ATS: Vitamin D May Inhibit Airway Remodeling in Asthma

University of Pennsylvania researchers plan clinical trial of Vitamin D therapy over the next year

THURSDAY, May 21 (HealthDay News) -- Vitamin D may inhibit the proliferation of human airway smooth muscle (HASM) that is characteristic of the airway remodeling that leads to difficulty breathing in asthma and chronic obstructive pulmonary disease (COPD), according to a poster presented at the annual meeting of the American Thoracic Society, held from May 15 to 20 in San Diego.

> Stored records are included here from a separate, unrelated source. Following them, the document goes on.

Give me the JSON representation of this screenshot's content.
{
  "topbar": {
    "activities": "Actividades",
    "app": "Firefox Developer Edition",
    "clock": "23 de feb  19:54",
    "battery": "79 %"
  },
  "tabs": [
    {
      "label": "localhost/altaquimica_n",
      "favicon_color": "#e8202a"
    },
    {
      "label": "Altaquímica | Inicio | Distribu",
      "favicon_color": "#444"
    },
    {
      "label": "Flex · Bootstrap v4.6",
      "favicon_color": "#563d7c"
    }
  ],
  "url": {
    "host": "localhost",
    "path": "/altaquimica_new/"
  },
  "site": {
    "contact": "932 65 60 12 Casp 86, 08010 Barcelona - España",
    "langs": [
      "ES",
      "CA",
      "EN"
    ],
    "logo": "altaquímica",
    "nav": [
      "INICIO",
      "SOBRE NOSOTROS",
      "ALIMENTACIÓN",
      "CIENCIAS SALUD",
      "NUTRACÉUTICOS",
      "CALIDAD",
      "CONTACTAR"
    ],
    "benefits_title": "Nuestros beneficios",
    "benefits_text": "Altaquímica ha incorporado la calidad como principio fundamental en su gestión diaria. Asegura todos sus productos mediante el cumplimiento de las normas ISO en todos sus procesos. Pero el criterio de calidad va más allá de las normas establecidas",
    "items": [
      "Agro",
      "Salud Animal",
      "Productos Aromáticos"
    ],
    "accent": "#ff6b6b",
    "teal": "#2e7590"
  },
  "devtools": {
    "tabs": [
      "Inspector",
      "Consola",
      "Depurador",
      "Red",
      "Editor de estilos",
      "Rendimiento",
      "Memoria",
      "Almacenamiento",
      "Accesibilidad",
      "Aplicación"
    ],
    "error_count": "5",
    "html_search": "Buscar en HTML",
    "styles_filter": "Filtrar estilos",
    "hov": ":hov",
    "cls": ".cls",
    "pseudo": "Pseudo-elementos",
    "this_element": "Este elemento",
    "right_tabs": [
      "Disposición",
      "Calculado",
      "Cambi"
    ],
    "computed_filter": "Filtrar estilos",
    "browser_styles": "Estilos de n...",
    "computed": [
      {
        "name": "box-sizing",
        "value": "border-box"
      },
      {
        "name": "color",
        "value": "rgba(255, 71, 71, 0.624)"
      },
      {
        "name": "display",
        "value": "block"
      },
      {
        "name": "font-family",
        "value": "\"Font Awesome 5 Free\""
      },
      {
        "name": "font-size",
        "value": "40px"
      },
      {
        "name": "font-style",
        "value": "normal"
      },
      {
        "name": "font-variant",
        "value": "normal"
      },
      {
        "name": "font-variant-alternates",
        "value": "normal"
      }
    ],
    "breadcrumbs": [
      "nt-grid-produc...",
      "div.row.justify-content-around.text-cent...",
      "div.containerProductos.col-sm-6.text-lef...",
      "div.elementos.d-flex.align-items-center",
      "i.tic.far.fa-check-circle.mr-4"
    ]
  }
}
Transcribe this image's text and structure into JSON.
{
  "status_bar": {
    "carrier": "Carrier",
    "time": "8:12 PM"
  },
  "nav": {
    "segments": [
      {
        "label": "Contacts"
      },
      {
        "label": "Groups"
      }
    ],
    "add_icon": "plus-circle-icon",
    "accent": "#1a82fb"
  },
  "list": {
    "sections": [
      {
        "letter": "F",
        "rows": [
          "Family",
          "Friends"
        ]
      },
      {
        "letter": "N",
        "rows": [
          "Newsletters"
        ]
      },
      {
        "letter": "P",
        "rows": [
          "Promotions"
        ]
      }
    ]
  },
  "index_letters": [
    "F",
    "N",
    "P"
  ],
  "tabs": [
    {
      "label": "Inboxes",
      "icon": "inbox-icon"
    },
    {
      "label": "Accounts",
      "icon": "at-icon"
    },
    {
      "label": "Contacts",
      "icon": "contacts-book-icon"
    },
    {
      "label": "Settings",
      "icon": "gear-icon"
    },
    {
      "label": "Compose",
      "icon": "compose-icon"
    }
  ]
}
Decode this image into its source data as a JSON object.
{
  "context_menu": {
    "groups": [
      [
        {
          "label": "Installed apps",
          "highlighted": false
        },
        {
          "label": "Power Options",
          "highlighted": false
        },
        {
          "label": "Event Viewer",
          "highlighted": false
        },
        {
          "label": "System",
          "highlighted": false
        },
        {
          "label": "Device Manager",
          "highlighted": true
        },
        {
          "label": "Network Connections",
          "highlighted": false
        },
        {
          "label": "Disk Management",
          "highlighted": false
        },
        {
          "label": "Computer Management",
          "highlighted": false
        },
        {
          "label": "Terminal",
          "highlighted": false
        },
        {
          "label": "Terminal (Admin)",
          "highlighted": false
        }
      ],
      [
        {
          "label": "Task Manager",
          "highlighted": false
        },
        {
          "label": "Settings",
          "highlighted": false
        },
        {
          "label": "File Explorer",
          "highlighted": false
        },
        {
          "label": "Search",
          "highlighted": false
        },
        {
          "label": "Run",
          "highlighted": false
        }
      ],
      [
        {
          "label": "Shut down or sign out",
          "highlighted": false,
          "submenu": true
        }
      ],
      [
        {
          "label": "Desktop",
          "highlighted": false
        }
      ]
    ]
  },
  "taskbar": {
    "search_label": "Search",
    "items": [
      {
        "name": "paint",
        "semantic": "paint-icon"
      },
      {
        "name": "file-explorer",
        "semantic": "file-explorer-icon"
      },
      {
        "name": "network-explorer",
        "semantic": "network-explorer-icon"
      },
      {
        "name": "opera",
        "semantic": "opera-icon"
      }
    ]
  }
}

Gautam Damera, Ph.D, of the University of Pennsylvania in Philadelphia, and colleagues used cells sampled from airways of 12 subjects with and without asthma to compare the inhibitory effect of vitamin D (calcitriol) and the corticosteroid dexmethasone on HASM proliferation. In parallel experiments, the researchers investigated the mechanism of action of calcitriol by examining its effect on the expression of key proteins in HASM cell growth.

The researchers found that calcitriol inhibited HASM in a dose-dependent manner with a maximum inhibitory effect of 60 percent (± 3 percent) at a dose of 100 nM, while dexmethasone showed no effect on HASM cell growth. In parallel experiments, the researchers determined that calcitriol inhibits platelet-derived growth factor-induced HASM cell growth by preventing activation of key proteins responsible for cell-cycle progression.

"These data suggest that calcitriol uniquely inhibits platelet-derived growth factor-induced HASM cell growth by inhibiting signaling pathways downstream from cyclin D expression but upstream from retinoblastoma phosphorylation. Taken together, calcitriol may offer a unique therapeutic approach in the management of diseases characterized by increased airway smooth muscle mass that include asthma and COPD," the authors write.